Association Between Objectively Sleep Pattern and Obesity in the Elderly
Background: Previous studies on the relationship between sleep patterns and obesity in the elderly are limited and have conflicting results. Moreover, few studies have measured sleep patterns objectively. In this study, we investigated objective sleep patterns and their relationship with obesity in the elderly in Tehran, Iran.
Methods: In this cross-sectional study, 88 elderly (≥60 years old) who were members of health homes of zone 5 in Tehran, Iran, were included by simple random sampling method in 2014. Sleep patterns were objectively assessed using waist actigraphy for a mean of 4.3 ± 1.7 days). Height, weight, and waist circumference (WC) were measured by standard methods and body mass index (BMI) was calculated. Data entry and statistical analyses were performed using SPSS version 21.
Results: Mean actigraphy-assessed sleep duration, sleep efficiency (percentage of time in bed spent sleeping), and sleep latency (time required to fall asleep) were 427 ± 62 min, 71.3 ± 18%, and 14.2 ± 3.8 min, respectively.
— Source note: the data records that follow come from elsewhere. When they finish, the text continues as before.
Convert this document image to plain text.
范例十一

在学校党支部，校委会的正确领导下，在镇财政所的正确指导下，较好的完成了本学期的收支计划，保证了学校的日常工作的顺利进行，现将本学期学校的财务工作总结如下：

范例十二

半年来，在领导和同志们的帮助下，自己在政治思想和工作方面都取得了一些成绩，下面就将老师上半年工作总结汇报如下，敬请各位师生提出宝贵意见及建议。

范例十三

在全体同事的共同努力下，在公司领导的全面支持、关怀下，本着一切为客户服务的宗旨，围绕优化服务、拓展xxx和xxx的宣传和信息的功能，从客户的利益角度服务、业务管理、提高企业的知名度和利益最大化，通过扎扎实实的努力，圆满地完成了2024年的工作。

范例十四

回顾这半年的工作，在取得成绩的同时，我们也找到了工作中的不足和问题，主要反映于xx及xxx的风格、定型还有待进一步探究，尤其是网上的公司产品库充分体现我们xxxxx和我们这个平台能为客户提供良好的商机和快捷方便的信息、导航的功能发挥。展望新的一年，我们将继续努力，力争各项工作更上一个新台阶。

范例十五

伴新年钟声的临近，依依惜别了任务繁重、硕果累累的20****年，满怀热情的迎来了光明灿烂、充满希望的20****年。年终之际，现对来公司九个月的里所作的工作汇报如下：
A negative relationship was found between BMI and sleep duration (r = −0.2, p = 0.03), BMI and sleep efficiency (r = −0.3, p=0.01), and WC and sleep efficiency (r = −0.2, p = 0.04). Also, a positive association was observed between BMI and sleep latency (r = 0.4, p = 0.006).
Conclusions: In the elderly, actigraphy-assessed sleep duration was associated with obesity and the sleep efficiency was poor in obese participants. It seems that sleep patterns and BMI are correlated with each other. However, there is a need for prospective studies to affirm causal relationships between these constructs.